Główną rolę zagra Mahesh Babu, który wciela się w archeologa o imieniu Rudhra. Bohater będzie przemierzał świat w poszukiwaniu artefaktów i zapomnianych tajemnic dawnych cywilizacji. Towarzyszyć mu ma Priyanka Chopra Jonas w roli badaczki Mandakini. Antagonistą został Prithviraj Sukumaran, który wcieli się w postać Kumbhy korzystającego z zaawansowanych technologii z unikalnym fotelem wyposażonym w robotyczne ramiona.

Po międzynarodowym sukcesie RRR oczekiwania wobec nowego filmu Rajamouliego są ogromne. Jeśli wszystkie zapowiedzi i fragmenty znajdą odzwierciedlenie w gotowym dziele, Varanasi może okazać się jedną z najgłośniejszych premier 2027 roku oraz filmem, który po raz kolejny zwróci uwagę świata na indyjskie kino wysokobudżetowe.

Komentarze
3
szczurołapa
Gramowicz
18/11/2025 11:27

Ło matko to teraz strona o Bollywood?

wolff01
Gramowicz
17/11/2025 14:43

Matko, jedno wielkie CGI. Albo AI. To jeszcze film czy już animacja?

Grze
Gramowicz
17/11/2025 13:24

Azja to inna cywilizacja (turańska), a Indie to osobny subkontynent... (ciekawostka, są tacy, którzy uważają, że istnieją silne pra-związki ze Słowianami - np. wedy mają mieć ten sam źródłosłów, co wiedza...). Zaś Bollywood to zupełnie osobny multiverse...
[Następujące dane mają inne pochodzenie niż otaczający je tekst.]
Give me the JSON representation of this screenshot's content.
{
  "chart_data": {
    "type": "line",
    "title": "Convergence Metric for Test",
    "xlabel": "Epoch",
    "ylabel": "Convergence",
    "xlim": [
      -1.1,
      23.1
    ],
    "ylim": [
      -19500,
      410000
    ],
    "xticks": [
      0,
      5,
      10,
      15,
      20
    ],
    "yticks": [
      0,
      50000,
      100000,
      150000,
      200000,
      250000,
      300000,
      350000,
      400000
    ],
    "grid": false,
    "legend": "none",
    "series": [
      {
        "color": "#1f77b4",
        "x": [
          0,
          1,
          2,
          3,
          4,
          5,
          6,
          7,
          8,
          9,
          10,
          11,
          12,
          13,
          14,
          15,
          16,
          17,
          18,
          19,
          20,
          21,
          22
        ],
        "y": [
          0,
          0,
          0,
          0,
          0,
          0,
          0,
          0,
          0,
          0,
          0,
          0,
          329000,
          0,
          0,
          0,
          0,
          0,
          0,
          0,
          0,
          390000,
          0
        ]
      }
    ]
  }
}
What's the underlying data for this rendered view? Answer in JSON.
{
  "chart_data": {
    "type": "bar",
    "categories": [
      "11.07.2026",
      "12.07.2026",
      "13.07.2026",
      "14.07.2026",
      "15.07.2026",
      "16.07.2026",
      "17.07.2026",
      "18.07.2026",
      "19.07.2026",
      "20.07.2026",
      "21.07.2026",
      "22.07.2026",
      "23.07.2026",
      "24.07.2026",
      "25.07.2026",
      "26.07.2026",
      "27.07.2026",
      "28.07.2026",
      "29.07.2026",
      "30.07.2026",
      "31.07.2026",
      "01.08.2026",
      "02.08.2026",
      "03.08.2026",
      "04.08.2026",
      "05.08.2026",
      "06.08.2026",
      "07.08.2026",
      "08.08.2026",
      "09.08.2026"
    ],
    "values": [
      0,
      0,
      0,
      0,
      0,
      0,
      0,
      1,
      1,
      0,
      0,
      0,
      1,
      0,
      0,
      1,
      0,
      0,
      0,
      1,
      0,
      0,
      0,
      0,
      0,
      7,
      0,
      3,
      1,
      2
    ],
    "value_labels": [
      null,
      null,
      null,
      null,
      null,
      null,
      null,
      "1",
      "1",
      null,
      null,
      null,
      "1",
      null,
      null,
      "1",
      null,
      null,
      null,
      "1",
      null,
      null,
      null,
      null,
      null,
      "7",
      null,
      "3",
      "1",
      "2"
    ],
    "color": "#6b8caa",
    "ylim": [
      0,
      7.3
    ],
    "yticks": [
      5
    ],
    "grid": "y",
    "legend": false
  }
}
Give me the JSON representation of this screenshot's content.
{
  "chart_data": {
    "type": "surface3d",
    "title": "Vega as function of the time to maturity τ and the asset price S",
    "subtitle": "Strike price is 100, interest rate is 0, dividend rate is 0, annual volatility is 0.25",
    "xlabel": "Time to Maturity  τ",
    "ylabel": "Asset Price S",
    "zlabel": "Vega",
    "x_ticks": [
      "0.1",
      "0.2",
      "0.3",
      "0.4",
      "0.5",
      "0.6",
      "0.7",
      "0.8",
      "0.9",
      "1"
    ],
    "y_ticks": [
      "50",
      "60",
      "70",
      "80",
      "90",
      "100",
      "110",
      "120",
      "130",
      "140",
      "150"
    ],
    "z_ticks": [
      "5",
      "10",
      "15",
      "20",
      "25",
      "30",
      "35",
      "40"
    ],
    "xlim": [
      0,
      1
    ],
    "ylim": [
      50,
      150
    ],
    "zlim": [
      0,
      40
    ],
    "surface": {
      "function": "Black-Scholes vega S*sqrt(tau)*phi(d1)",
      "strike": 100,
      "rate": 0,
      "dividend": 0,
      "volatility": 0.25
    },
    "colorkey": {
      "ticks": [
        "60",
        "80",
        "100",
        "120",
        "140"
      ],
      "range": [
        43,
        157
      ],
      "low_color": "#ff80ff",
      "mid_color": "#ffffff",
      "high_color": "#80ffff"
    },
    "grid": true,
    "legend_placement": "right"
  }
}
Więc, oglądałem jakiś czas temu film, nawet niezły, o tym, jak żołnierz SS (służb specjalnych) trafia do pociągu, na który napadają weekendowi terroryści (grupa wieśniaków z nożami). 80% filmu to nap.....ka na noże w ciasnych salonkach. Ale piję do tego, że nawet w takim filmie... musieli wcisnąć swoje tańce i pienia. Po prostu nie umieją inaczej. Nawet widziałem film w stylu, bo ja wiem??? Ojca Chrzestnego czy podobny o kolesiu, który wraca z pierdla, robi rozpierduchę w ramach jakiejś zemsty czy coś. Ale i tu musieli przed walką wepchnąć te swoje tańce. Na plus muszę dodać, że całkiem udane sceny slo-mo.
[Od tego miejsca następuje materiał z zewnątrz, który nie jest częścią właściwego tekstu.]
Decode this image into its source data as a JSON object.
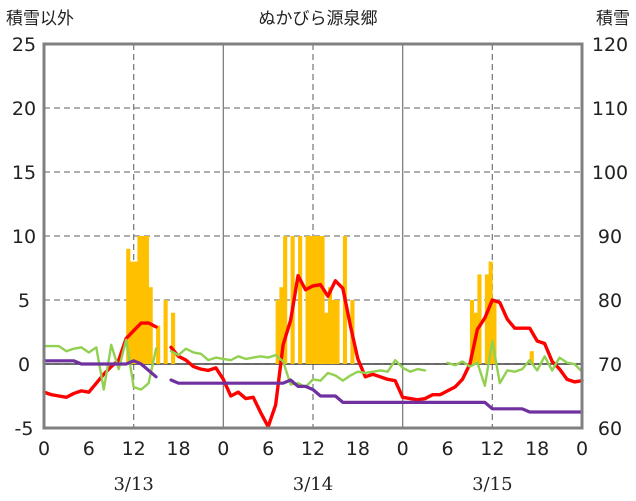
{
  "chart_data": {
    "type": "bar+line",
    "title": "ぬかびら源泉郷",
    "left_axis": {
      "label": "積雪以外",
      "min": -5,
      "max": 25,
      "ticks": [
        -5,
        0,
        5,
        10,
        15,
        20,
        25
      ]
    },
    "right_axis": {
      "label": "積雪",
      "min": 60,
      "max": 120,
      "ticks": [
        60,
        70,
        80,
        90,
        100,
        110,
        120
      ]
    },
    "x_axis": {
      "unit": "hour",
      "min": 0,
      "max": 72,
      "tick_labels": [
        {
          "x": 0,
          "label": "0"
        },
        {
          "x": 6,
          "label": "6"
        },
        {
          "x": 12,
          "label": "12"
        },
        {
          "x": 18,
          "label": "18"
        },
        {
          "x": 24,
          "label": "0"
        },
        {
          "x": 30,
          "label": "6"
        },
        {
          "x": 36,
          "label": "12"
        },
        {
          "x": 42,
          "label": "18"
        },
        {
          "x": 48,
          "label": "0"
        },
        {
          "x": 54,
          "label": "6"
        },
        {
          "x": 60,
          "label": "12"
        },
        {
          "x": 66,
          "label": "18"
        },
        {
          "x": 72,
          "label": "0"
        }
      ],
      "date_labels": [
        {
          "x": 12,
          "label": "3/13"
        },
        {
          "x": 36,
          "label": "3/14"
        },
        {
          "x": 60,
          "label": "3/15"
        }
      ]
    },
    "grid": {
      "horizontal": "dashed",
      "vertical": [
        {
          "x": 12,
          "style": "dashed"
        },
        {
          "x": 24,
          "style": "solid"
        },
        {
          "x": 36,
          "style": "dashed"
        },
        {
          "x": 48,
          "style": "solid"
        },
        {
          "x": 60,
          "style": "dashed"
        }
      ]
    },
    "colors": {
      "bars": "#FFC000",
      "red": "#FF0000",
      "green": "#92D050",
      "purple": "#7030A0",
      "frame": "#808080",
      "grid": "#7f7f7f"
    },
    "series": [
      {
        "type": "bar",
        "axis": "left",
        "color": "#FFC000",
        "values": [
          [
            11,
            9
          ],
          [
            11.5,
            8
          ],
          [
            12,
            8
          ],
          [
            12.5,
            10
          ],
          [
            13,
            10
          ],
          [
            13.5,
            10
          ],
          [
            14,
            6
          ],
          [
            15,
            3
          ],
          [
            16,
            5
          ],
          [
            17,
            4
          ],
          [
            31,
            5
          ],
          [
            31.5,
            6
          ],
          [
            32,
            10
          ],
          [
            33,
            10
          ],
          [
            34,
            10
          ],
          [
            35,
            10
          ],
          [
            35.5,
            10
          ],
          [
            36,
            10
          ],
          [
            36.5,
            10
          ],
          [
            37,
            10
          ],
          [
            37.5,
            4
          ],
          [
            38,
            6
          ],
          [
            38.5,
            5
          ],
          [
            39,
            5
          ],
          [
            40,
            10
          ],
          [
            41,
            5
          ],
          [
            57,
            5
          ],
          [
            57.5,
            4
          ],
          [
            58,
            7
          ],
          [
            59,
            7
          ],
          [
            59.5,
            8
          ],
          [
            60,
            5
          ],
          [
            65,
            1
          ]
        ]
      },
      {
        "type": "line",
        "axis": "left",
        "color": "#FF0000",
        "points": [
          [
            0,
            -2.2
          ],
          [
            1,
            -2.4
          ],
          [
            2,
            -2.5
          ],
          [
            3,
            -2.6
          ],
          [
            4,
            -2.3
          ],
          [
            5,
            -2.1
          ],
          [
            6,
            -2.2
          ],
          [
            7,
            -1.5
          ],
          [
            8,
            -0.8
          ],
          [
            9,
            -0.2
          ],
          [
            10,
            0.3
          ],
          [
            11,
            2.0
          ],
          [
            12,
            2.6
          ],
          [
            13,
            3.2
          ],
          [
            14,
            3.2
          ],
          [
            15,
            2.9
          ],
          null,
          [
            17,
            1.3
          ],
          [
            18,
            0.6
          ],
          [
            19,
            0.3
          ],
          [
            20,
            -0.2
          ],
          [
            21,
            -0.4
          ],
          [
            22,
            -0.5
          ],
          [
            23,
            -0.3
          ],
          [
            24,
            -1.2
          ],
          [
            25,
            -2.5
          ],
          [
            26,
            -2.2
          ],
          [
            27,
            -2.7
          ],
          [
            28,
            -2.6
          ],
          [
            29,
            -3.8
          ],
          [
            30,
            -4.9
          ],
          [
            31,
            -3.2
          ],
          [
            32,
            1.5
          ],
          [
            33,
            3.4
          ],
          [
            34,
            6.9
          ],
          [
            35,
            5.8
          ],
          [
            36,
            6.1
          ],
          [
            37,
            6.2
          ],
          [
            38,
            5.3
          ],
          [
            39,
            6.5
          ],
          [
            40,
            5.9
          ],
          [
            41,
            3.0
          ],
          [
            42,
            0.4
          ],
          [
            43,
            -1.0
          ],
          [
            44,
            -0.8
          ],
          [
            45,
            -1.0
          ],
          [
            46,
            -1.2
          ],
          [
            47,
            -1.3
          ],
          [
            48,
            -2.6
          ],
          [
            49,
            -2.7
          ],
          [
            50,
            -2.8
          ],
          [
            51,
            -2.7
          ],
          [
            52,
            -2.4
          ],
          [
            53,
            -2.4
          ],
          [
            54,
            -2.1
          ],
          [
            55,
            -1.8
          ],
          [
            56,
            -1.2
          ],
          [
            57,
            0.0
          ],
          [
            58,
            2.7
          ],
          [
            59,
            3.6
          ],
          [
            60,
            5.0
          ],
          [
            61,
            4.8
          ],
          [
            62,
            3.5
          ],
          [
            63,
            2.8
          ],
          [
            64,
            2.8
          ],
          [
            65,
            2.8
          ],
          [
            66,
            1.8
          ],
          [
            67,
            1.6
          ],
          [
            68,
            0.2
          ],
          [
            69,
            -0.4
          ],
          [
            70,
            -1.2
          ],
          [
            71,
            -1.4
          ],
          [
            72,
            -1.3
          ]
        ]
      },
      {
        "type": "line",
        "axis": "left",
        "color": "#92D050",
        "points": [
          [
            0,
            1.4
          ],
          [
            1,
            1.4
          ],
          [
            2,
            1.4
          ],
          [
            3,
            1.0
          ],
          [
            4,
            1.2
          ],
          [
            5,
            1.3
          ],
          [
            6,
            0.9
          ],
          [
            7,
            1.3
          ],
          [
            8,
            -2.0
          ],
          [
            9,
            1.5
          ],
          [
            10,
            -0.4
          ],
          [
            11,
            1.9
          ],
          [
            12,
            -1.8
          ],
          [
            13,
            -2.0
          ],
          [
            14,
            -1.5
          ],
          [
            15,
            1.2
          ],
          null,
          [
            17,
            1.0
          ],
          [
            18,
            0.7
          ],
          [
            19,
            1.2
          ],
          [
            20,
            0.9
          ],
          [
            21,
            0.8
          ],
          [
            22,
            0.3
          ],
          [
            23,
            0.5
          ],
          [
            24,
            0.4
          ],
          [
            25,
            0.3
          ],
          [
            26,
            0.6
          ],
          [
            27,
            0.4
          ],
          [
            28,
            0.5
          ],
          [
            29,
            0.6
          ],
          [
            30,
            0.5
          ],
          [
            31,
            0.7
          ],
          [
            32,
            0.2
          ],
          [
            33,
            -1.6
          ],
          [
            34,
            -1.5
          ],
          [
            35,
            -1.8
          ],
          [
            36,
            -1.2
          ],
          [
            37,
            -1.3
          ],
          [
            38,
            -0.7
          ],
          [
            39,
            -0.9
          ],
          [
            40,
            -1.3
          ],
          [
            41,
            -0.9
          ],
          [
            42,
            -0.6
          ],
          [
            43,
            -0.7
          ],
          [
            44,
            -0.6
          ],
          [
            45,
            -0.5
          ],
          [
            46,
            -0.6
          ],
          [
            47,
            0.3
          ],
          [
            48,
            -0.3
          ],
          [
            49,
            -0.6
          ],
          [
            50,
            -0.4
          ],
          [
            51,
            -0.5
          ],
          null,
          [
            54,
            0.1
          ],
          [
            55,
            -0.1
          ],
          [
            56,
            0.2
          ],
          [
            57,
            -0.2
          ],
          [
            58,
            0.1
          ],
          [
            59,
            -1.7
          ],
          [
            60,
            1.8
          ],
          [
            61,
            -1.5
          ],
          [
            62,
            -0.5
          ],
          [
            63,
            -0.6
          ],
          [
            64,
            -0.4
          ],
          [
            65,
            0.3
          ],
          [
            66,
            -0.5
          ],
          [
            67,
            0.6
          ],
          [
            68,
            -0.5
          ],
          [
            69,
            0.5
          ],
          [
            70,
            0.1
          ],
          [
            71,
            0.0
          ],
          [
            72,
            -0.6
          ]
        ]
      },
      {
        "type": "line",
        "axis": "right",
        "color": "#7030A0",
        "points": [
          [
            0,
            70.5
          ],
          [
            1,
            70.5
          ],
          [
            2,
            70.5
          ],
          [
            3,
            70.5
          ],
          [
            4,
            70.5
          ],
          [
            5,
            70
          ],
          [
            6,
            70
          ],
          [
            7,
            70
          ],
          [
            8,
            70
          ],
          [
            9,
            70
          ],
          [
            10,
            70
          ],
          [
            11,
            70
          ],
          [
            12,
            70.5
          ],
          [
            13,
            70
          ],
          [
            14,
            69
          ],
          [
            15,
            68
          ],
          null,
          [
            17,
            67.5
          ],
          [
            18,
            67
          ],
          [
            19,
            67
          ],
          [
            20,
            67
          ],
          [
            21,
            67
          ],
          [
            22,
            67
          ],
          [
            23,
            67
          ],
          [
            24,
            67
          ],
          [
            25,
            67
          ],
          [
            26,
            67
          ],
          [
            27,
            67
          ],
          [
            28,
            67
          ],
          [
            29,
            67
          ],
          [
            30,
            67
          ],
          [
            31,
            67
          ],
          [
            32,
            67
          ],
          [
            33,
            67.5
          ],
          [
            34,
            66.5
          ],
          [
            35,
            66.5
          ],
          [
            36,
            66
          ],
          [
            37,
            65
          ],
          [
            38,
            65
          ],
          [
            39,
            65
          ],
          [
            40,
            64
          ],
          [
            41,
            64
          ],
          [
            42,
            64
          ],
          [
            43,
            64
          ],
          [
            44,
            64
          ],
          [
            45,
            64
          ],
          [
            46,
            64
          ],
          [
            47,
            64
          ],
          [
            48,
            64
          ],
          [
            49,
            64
          ],
          [
            50,
            64
          ],
          [
            51,
            64
          ],
          [
            52,
            64
          ],
          [
            53,
            64
          ],
          [
            54,
            64
          ],
          [
            55,
            64
          ],
          [
            56,
            64
          ],
          [
            57,
            64
          ],
          [
            58,
            64
          ],
          [
            59,
            64
          ],
          [
            60,
            63
          ],
          [
            61,
            63
          ],
          [
            62,
            63
          ],
          [
            63,
            63
          ],
          [
            64,
            63
          ],
          [
            65,
            62.5
          ],
          [
            66,
            62.5
          ],
          [
            67,
            62.5
          ],
          [
            68,
            62.5
          ],
          [
            69,
            62.5
          ],
          [
            70,
            62.5
          ],
          [
            71,
            62.5
          ],
          [
            72,
            62.5
          ]
        ]
      }
    ]
  }
}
Z jednej strony - robią na rynek wewnętrzny. W Indiach kino to druga religia (pamiętny wieeeelki skandal, gdy okazało się że żeńskie gwiazdki dawały producentom, żeby dostać rolę). Z drugiej jednak - promują swoją kulturę na świat - jaka by nie była egzotyczna dla nas z tzw. Zachodu.

A nasi twórcy??? Jedyne co potrafią robić na świat, to... [tu nie mogę napisać co, bo będzie ban, ale nazwisko reżyserki na "H" wystarczy jako przykład].